Arşivlerde, Atatürk ile aralarında akrabalık, hattâ hısımlık bağı bile bulunmamasına rağmen akraba olduklarını söyleyip maddî yardım talep eden bazı kişilerin gönderdikleri bir hayli mektup vardır…
Yayınladığım bu mektubu yazan ve Atatürk’e “Oğlum” diye hitap eden Fatma Hanım’ın Atatürk’ün hakikaten teyzesinin kızı olup olmadığını bilmiyorum ama üzerinde durulup araştırılması gereken bir konu gibi göründüğü için mektuba burada yer veriyorum.
Bozuk bir imlâ ile kaleme alınmış olmasına rağmen Lâtin harfleri ile yazılmış olan ve rahatça okunabilen mektubun görüntüsünü naklederken, metnini yazı içerisinde ayrıca vermeye lüzum görmedim…

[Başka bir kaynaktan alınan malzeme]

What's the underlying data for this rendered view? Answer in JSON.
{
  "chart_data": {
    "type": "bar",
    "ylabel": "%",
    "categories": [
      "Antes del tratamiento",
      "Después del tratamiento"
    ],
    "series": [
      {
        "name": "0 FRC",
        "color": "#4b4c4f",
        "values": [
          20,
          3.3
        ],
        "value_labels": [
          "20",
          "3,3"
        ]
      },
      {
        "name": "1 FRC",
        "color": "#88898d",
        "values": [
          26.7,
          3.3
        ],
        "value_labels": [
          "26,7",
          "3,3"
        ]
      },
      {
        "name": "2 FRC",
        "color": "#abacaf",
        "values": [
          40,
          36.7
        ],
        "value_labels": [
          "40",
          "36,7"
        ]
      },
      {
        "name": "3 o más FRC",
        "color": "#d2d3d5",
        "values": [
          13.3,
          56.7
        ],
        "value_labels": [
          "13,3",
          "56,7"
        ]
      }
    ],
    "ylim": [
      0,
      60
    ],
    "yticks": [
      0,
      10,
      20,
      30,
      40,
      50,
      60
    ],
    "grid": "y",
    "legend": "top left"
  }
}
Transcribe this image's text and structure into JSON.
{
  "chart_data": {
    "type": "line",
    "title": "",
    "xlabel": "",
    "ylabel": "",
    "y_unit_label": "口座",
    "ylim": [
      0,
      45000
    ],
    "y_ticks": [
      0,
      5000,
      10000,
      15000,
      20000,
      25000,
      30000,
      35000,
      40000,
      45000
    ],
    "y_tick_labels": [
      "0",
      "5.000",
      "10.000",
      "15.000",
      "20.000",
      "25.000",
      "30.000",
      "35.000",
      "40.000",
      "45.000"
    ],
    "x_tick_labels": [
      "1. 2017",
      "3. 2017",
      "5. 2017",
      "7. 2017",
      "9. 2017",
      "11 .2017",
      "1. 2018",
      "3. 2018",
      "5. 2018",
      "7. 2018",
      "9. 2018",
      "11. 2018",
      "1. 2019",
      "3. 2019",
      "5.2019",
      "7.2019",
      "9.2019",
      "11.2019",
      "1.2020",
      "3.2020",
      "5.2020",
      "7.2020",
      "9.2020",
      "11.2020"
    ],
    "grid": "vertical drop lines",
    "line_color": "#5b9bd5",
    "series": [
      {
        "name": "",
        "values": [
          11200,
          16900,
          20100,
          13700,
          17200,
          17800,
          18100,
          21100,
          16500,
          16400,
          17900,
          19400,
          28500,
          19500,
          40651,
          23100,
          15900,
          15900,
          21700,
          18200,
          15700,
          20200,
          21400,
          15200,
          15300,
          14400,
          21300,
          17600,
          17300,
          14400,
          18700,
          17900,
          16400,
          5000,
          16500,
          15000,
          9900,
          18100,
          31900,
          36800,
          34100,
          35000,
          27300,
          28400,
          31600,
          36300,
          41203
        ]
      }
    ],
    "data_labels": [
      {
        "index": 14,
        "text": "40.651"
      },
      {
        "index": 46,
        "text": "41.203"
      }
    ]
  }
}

Başkumandan Mustafa Kemal Paşa’nın annesi Zübeyde Hanım’a 21 Ağustos 1922’de Konya’dan gönderdiği teşgraf (Cumhurbaşkanlığı Arşivi, 01014886-3). Zübeyde Hanım’ın oğlu Mustafa Kemal Paşa’ya Ankara’dan 22 Ağustos 1922’de gönderdiği cevabî telgraf (Cumhurbaşkanlığı Arşivi, 01014886-3). Atatürk’ün teyzesinin kızı olduğunu söyleyen Fatma Hanım’ın mektubu (Cumhurbaşkanlığı Arşivi, 01019680-168).